Radeva Tsvetomira, Dornhaus Anna, Lynch Nancy, Nagpal Radhika, Su Hsin-Hao
Electrical Engineering and Computer Science Department, Massachusetts Institute of Technology, Cambridge, MA, USA.
Department of Ecology and Evolutionary Biology, The University of Arizona, Tucson, AZ, USA.
PLoS Comput Biol. 2017 Dec 14;13(12):e1005904. doi: 10.1371/journal.pcbi.1005904. eCollection 2017 Dec.
Adaptive collective systems are common in biology and beyond. Typically, such systems require a task allocation algorithm: a mechanism or rule-set by which individuals select particular roles. Here we study the performance of such task allocation mechanisms measured in terms of the time for individuals to allocate to tasks. We ask: (1) Is task allocation fundamentally difficult, and thus costly? (2) Does the performance of task allocation mechanisms depend on the number of individuals? And (3) what other parameters may affect their efficiency? We use techniques from distributed computing theory to develop a model of a social insect colony, where workers have to be allocated to a set of tasks; however, our model is generalizable to other systems. We show, first, that the ability of workers to quickly assess demand for work in tasks they are not currently engaged in crucially affects whether task allocation is quickly achieved or not. This indicates that in social insect tasks such as thermoregulation, where temperature may provide a global and near instantaneous stimulus to measure the need for cooling, for example, it should be easy to match the number of workers to the need for work. In other tasks, such as nest repair, it may be impossible for workers not directly at the work site to know that this task needs more workers. We argue that this affects whether task allocation mechanisms are under strong selection. Second, we show that colony size does not affect task allocation performance under our assumptions.

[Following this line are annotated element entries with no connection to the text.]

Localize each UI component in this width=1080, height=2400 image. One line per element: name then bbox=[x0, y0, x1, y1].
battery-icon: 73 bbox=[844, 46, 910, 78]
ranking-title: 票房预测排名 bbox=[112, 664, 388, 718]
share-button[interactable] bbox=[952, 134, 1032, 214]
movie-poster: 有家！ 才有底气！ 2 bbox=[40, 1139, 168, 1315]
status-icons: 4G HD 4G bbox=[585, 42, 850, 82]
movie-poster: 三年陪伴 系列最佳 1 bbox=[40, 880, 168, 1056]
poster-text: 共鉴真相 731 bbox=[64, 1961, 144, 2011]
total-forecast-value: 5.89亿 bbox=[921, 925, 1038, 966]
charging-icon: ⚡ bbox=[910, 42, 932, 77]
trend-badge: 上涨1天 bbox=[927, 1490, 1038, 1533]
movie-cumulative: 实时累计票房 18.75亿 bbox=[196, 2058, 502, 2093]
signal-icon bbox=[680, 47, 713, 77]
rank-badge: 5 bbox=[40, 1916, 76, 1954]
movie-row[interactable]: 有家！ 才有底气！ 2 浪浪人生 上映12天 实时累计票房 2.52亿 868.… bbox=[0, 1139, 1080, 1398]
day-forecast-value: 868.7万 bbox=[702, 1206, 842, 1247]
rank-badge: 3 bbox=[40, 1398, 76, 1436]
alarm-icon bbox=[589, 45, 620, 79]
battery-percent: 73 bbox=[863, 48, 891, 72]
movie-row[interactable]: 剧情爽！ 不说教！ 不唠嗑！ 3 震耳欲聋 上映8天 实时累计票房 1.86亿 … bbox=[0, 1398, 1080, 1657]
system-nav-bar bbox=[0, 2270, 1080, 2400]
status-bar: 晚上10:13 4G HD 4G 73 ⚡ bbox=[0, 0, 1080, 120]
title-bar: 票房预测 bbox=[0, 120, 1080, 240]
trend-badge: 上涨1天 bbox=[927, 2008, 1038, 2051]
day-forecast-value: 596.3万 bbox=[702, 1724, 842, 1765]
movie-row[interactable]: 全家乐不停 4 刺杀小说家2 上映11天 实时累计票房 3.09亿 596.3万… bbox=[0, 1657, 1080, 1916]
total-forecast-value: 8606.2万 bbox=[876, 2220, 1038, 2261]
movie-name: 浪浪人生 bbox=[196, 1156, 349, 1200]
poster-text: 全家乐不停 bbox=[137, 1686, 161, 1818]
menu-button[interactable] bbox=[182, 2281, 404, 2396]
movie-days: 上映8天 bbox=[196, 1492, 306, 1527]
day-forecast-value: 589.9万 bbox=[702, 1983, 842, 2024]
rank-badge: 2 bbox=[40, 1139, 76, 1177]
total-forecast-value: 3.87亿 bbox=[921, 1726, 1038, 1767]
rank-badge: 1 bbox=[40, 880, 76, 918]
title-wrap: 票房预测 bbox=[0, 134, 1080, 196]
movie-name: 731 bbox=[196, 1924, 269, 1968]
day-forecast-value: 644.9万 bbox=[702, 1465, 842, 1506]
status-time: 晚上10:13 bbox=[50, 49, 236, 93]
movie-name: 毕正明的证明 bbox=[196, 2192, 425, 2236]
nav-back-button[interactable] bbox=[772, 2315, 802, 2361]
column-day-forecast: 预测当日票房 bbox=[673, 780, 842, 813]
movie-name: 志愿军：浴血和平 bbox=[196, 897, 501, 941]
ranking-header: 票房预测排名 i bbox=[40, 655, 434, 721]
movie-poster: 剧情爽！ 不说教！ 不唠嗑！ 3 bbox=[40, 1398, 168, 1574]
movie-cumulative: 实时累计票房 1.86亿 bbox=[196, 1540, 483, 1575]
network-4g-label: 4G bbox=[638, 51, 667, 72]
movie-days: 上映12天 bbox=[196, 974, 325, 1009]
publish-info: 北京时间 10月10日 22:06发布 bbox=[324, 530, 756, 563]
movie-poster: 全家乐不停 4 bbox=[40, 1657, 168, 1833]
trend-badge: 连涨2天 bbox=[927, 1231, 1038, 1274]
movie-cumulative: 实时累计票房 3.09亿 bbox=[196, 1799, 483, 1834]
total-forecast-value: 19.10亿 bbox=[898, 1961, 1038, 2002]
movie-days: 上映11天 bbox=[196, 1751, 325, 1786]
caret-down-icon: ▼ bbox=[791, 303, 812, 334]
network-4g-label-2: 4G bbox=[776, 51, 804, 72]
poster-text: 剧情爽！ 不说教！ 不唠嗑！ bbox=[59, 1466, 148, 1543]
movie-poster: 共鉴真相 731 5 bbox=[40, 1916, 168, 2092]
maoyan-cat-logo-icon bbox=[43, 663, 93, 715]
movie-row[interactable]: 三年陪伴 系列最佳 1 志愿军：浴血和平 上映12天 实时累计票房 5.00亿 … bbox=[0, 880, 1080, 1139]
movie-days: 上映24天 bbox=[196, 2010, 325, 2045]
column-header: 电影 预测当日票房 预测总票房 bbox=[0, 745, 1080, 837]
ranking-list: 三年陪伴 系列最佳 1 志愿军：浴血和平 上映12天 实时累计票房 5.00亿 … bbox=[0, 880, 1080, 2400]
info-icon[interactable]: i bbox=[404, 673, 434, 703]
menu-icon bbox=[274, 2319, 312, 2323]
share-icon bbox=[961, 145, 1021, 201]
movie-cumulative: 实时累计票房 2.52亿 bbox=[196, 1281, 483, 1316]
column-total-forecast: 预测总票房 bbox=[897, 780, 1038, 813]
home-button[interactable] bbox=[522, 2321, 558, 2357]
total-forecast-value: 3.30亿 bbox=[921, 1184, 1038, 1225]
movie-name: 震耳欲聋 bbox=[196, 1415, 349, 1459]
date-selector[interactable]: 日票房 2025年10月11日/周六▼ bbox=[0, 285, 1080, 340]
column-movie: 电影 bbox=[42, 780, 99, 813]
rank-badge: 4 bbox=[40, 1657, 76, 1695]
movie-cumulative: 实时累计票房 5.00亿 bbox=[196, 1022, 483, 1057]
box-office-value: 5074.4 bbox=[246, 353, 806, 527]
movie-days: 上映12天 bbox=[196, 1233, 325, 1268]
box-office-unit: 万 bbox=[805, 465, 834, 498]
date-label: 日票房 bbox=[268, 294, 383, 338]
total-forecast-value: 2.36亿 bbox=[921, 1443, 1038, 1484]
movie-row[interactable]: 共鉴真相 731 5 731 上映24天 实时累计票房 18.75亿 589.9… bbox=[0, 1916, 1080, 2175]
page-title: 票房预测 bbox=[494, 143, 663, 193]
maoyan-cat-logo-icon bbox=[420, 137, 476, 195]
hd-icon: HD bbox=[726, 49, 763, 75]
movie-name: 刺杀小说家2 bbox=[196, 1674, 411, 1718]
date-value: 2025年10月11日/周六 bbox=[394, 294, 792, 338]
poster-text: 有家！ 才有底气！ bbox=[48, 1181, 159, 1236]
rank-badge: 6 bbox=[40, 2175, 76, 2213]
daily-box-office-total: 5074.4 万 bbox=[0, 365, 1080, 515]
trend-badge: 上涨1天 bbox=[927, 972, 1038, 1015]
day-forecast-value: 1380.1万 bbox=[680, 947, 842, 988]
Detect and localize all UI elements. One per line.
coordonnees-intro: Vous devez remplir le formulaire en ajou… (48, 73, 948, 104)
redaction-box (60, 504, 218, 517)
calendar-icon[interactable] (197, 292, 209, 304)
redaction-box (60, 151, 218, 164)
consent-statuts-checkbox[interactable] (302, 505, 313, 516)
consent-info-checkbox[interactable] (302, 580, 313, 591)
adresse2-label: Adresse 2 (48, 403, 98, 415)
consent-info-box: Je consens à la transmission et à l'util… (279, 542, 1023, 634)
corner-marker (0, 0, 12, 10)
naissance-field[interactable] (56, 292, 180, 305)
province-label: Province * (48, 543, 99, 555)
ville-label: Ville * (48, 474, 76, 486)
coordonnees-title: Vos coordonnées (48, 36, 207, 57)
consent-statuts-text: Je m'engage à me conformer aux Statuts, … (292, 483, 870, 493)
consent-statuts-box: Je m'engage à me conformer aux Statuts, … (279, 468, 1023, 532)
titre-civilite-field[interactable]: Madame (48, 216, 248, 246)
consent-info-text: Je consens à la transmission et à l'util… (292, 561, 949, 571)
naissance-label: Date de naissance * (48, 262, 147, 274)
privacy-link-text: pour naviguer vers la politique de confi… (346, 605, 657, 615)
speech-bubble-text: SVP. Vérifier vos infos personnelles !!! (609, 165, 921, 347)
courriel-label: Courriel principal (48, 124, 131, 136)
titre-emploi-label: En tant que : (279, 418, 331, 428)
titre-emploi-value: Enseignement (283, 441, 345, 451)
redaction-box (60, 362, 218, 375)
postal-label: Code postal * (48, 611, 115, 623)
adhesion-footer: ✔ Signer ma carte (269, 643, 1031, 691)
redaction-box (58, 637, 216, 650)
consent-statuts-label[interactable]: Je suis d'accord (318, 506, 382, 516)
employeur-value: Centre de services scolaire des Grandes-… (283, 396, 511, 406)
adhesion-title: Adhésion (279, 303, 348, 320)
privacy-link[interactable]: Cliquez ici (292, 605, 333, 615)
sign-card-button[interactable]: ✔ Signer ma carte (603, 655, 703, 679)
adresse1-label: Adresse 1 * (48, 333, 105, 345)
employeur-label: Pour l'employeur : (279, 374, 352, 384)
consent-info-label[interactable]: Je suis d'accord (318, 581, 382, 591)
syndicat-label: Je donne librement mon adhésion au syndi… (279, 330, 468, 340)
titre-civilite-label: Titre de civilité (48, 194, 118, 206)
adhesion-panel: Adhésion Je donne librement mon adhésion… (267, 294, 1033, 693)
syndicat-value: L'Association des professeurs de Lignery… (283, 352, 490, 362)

This implies that when effects of colony size are found, they are not inherent in the process of task allocation itself, but due to processes not modeled here, such as higher variation in task demand for smaller colonies, benefits of specialized workers, or constant overhead costs. Third, we show that the ratio of the number of available workers to the workload crucially affects performance. Thus, workers in excess of those needed to complete all tasks improve task allocation performance. This provides a potential explanation for the phenomenon that social insect colonies commonly contain inactive workers: these may be a 'surplus' set of workers that improves colony function by speeding up optimal allocation of workers to tasks. Overall our study shows how limitations at the individual level can affect group level outcomes, and suggests new hypotheses that can be explored empirically.
适应性集体系统在生物学及其他领域中很常见。通常,此类系统需要一种任务分配算法:即个体通过其选择特定角色的一种机制或规则集。在此,我们研究此类任务分配机制的性能,其衡量标准是个体分配到任务所需的时间。我们提出以下问题:(1)任务分配从根本上来说是否困难,因而成本高昂?(2)任务分配机制的性能是否取决于个体数量?以及(3)还有哪些其他参数可能会影响其效率?我们运用分布式计算理论的技术来构建一个群居昆虫群落的模型,其中工蚁必须被分配到一组任务;然而,我们的模型可推广到其他系统。首先,我们表明,工蚁快速评估其当前未从事任务的工作需求的能力,对能否快速实现任务分配至关重要。这表明,在诸如体温调节等群居昆虫任务中,例如温度可能提供一个全局且近乎即时的刺激来衡量冷却需求,那么使工蚁数量与工作需求相匹配应该很容易。在其他任务中,如巢穴修复,不在工作现场的工蚁可能无法知晓该任务需要更多工蚁。我们认为这会影响任务分配机制是否受到强烈选择。其次,我们表明在我们的假设下,群落规模不会影响任务分配性能。这意味着当发现群落规模的影响时,它们并非任务分配过程本身所固有,而是由于此处未建模的过程,例如较小群落任务需求的更高变异性、专业化工蚁的益处或固定的间接成本。第三,我们表明可用工蚁数量与工作量的比率对性能有至关重要的影响。因此,超出完成所有任务所需数量的工蚁会提高任务分配性能。这为群居昆虫群落通常包含不活跃工蚁这一现象提供了一种潜在解释:这些可能是一组“多余”的工蚁,它们通过加速工蚁向任务的最优分配来改善群落功能。总体而言,我们的研究展示了个体层面的局限性如何影响群体层面的结果,并提出了可通过实证探索的新假设。